Alcohol Use Disorder

Alcohol use disorder happens when the body builds up tolerance to alcohol and the brain becomes dependent on it. Here, the body adjusts production of GABA and dopamine to the levels set by alcohol. When you quit drinking, the body often struggles to adapt back. That can result in cold and flu symptoms, nausea, insomnia, vomiting, and seizures as your body adjusts to not having alcohol.

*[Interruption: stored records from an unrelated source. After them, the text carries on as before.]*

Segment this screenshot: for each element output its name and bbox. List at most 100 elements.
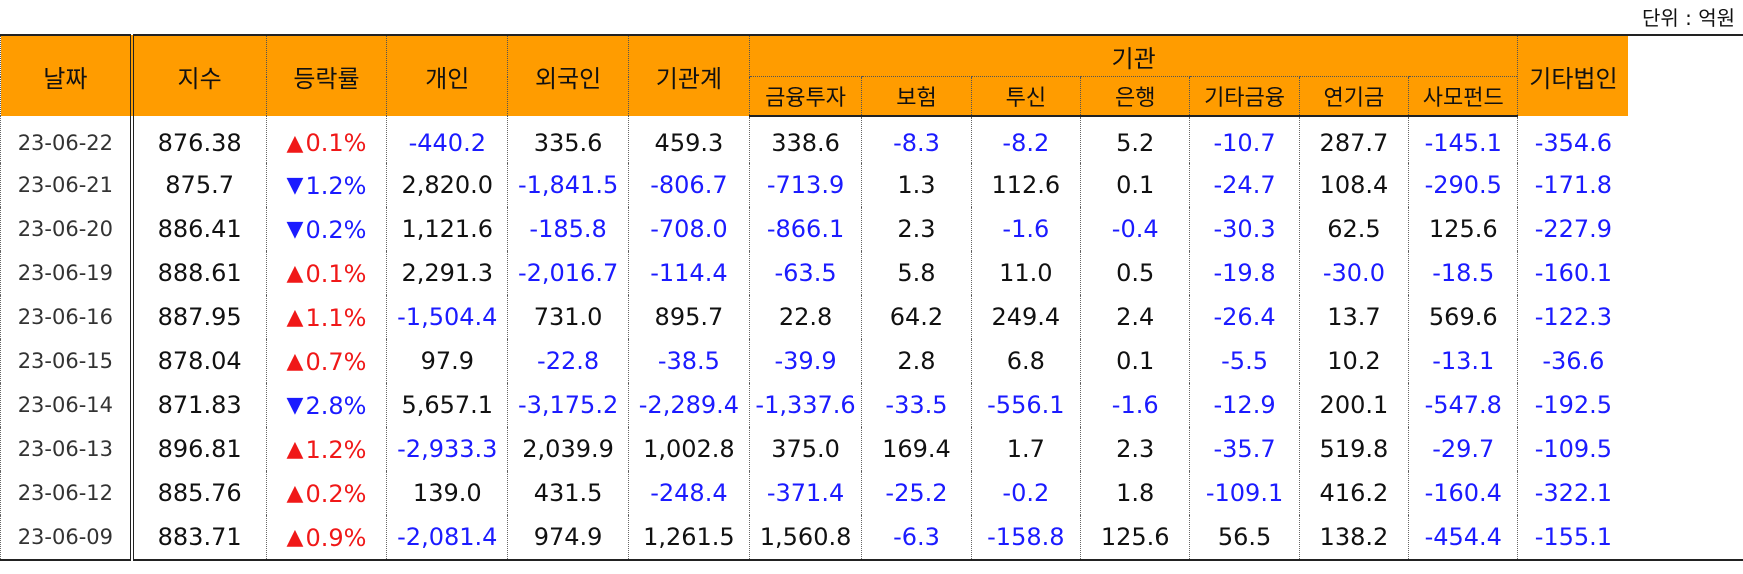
other-corp-cell: -155.1	[1517, 515, 1629, 560]
table-row: 23-06-21 875.7 ▼ 1.2% 2,820.0 -1,841.5 -806.7-…	[0, 163, 1743, 207]
index-cell: 888.61	[131, 251, 267, 295]
change-cell: ▲ 1.2%	[265, 427, 387, 471]
change-value: 1.2%	[305, 435, 367, 464]
header-pension: 연기금	[1298, 76, 1409, 117]
other-corp-cell: -192.5	[1517, 383, 1629, 427]
change-value: 2.8%	[305, 391, 367, 420]
individual-cell: 2,291.3	[386, 251, 508, 295]
other-finance-cell: -109.1	[1189, 471, 1300, 515]
bank-cell: 125.6	[1080, 515, 1190, 560]
investment-trust-cell: -556.1	[970, 383, 1081, 427]
insurance-cell: -8.3	[861, 116, 972, 163]
other-finance-cell: -10.7	[1189, 116, 1300, 163]
investment-trust-cell: -0.2	[970, 471, 1081, 515]
insurance-cell: 2.8	[861, 339, 972, 383]
investor-flow-table: 날짜 지수 등락률 개인 외국인 기관계 기관 기타법인 금융투자 보험 투신 …	[0, 34, 1743, 561]
change-cell: ▲ 0.1%	[265, 251, 387, 295]
individual-cell: 139.0	[386, 471, 508, 515]
header-index: 지수	[131, 35, 267, 116]
inst-total-cell: -806.7	[628, 163, 750, 207]
up-triangle-icon: ▲	[286, 349, 304, 375]
pension-cell: 287.7	[1298, 116, 1409, 163]
up-triangle-icon: ▲	[286, 437, 304, 463]
investment-trust-cell: 11.0	[970, 251, 1081, 295]
up-triangle-icon: ▲	[286, 525, 304, 551]
down-triangle-icon: ▼	[286, 217, 304, 243]
insurance-cell: 64.2	[861, 295, 972, 339]
change-value: 0.7%	[305, 347, 367, 376]
header-date: 날짜	[0, 35, 134, 116]
private-fund-cell: 569.6	[1408, 295, 1518, 339]
down-triangle-icon: ▼	[286, 173, 304, 199]
insurance-cell: -33.5	[861, 383, 972, 427]
inst-total-cell: 1,261.5	[628, 515, 750, 560]
bank-cell: 2.4	[1080, 295, 1190, 339]
date-cell: 23-06-13	[0, 427, 134, 471]
foreign-cell: -22.8	[507, 339, 629, 383]
other-corp-cell: -160.1	[1517, 251, 1629, 295]
inst-total-cell: -248.4	[628, 471, 750, 515]
pension-cell: 13.7	[1298, 295, 1409, 339]
down-triangle-icon: ▼	[286, 393, 304, 419]
foreign-cell: 2,039.9	[507, 427, 629, 471]
change-cell: ▲ 0.9%	[265, 515, 387, 560]
table-row: 23-06-15 878.04 ▲ 0.7% 97.9 -22.8 -38.5 -39.9 2.…	[0, 339, 1743, 383]
insurance-cell: 2.3	[861, 207, 972, 251]
foreign-cell: 431.5	[507, 471, 629, 515]
change-cell: ▼ 1.2%	[265, 163, 387, 207]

This normally happens as a combination of physical and behavioral dependencies. However, in this case, the behavioral one is more important for addiction. In fact, most people can get over chemical dependency in a few weeks, on their own. While you can, that doesn’t mean you should. Alcohol withdrawal can be significantly impactful to your health. For example, as many as 5% of all people withdrawing from alcohol will experience delirium tremens, an extreme and prolonged form of withdrawal, which can cause life-threatening seizures. And, with a mortality rate of 37% without treatment, it’s important you do get treatment if side effects occur. For this reason, it’s normally recommended to detox from alcohol under medical supervision to ensure dangerous side-effects are not present.

Nearly everyone drinks alcohol. But, that doesn’t mean it’s safe. More importantly, the more you drink, the more dangerous it becomes. And, putting alcohol down isn’t always easy or safe. If you or a loved one is struggling with alcohol, it’s important to get help, to talk to your doctor, and to get behavioral therapy to treat the behavioral disorder, while undoing the harm alcohol has done to your body.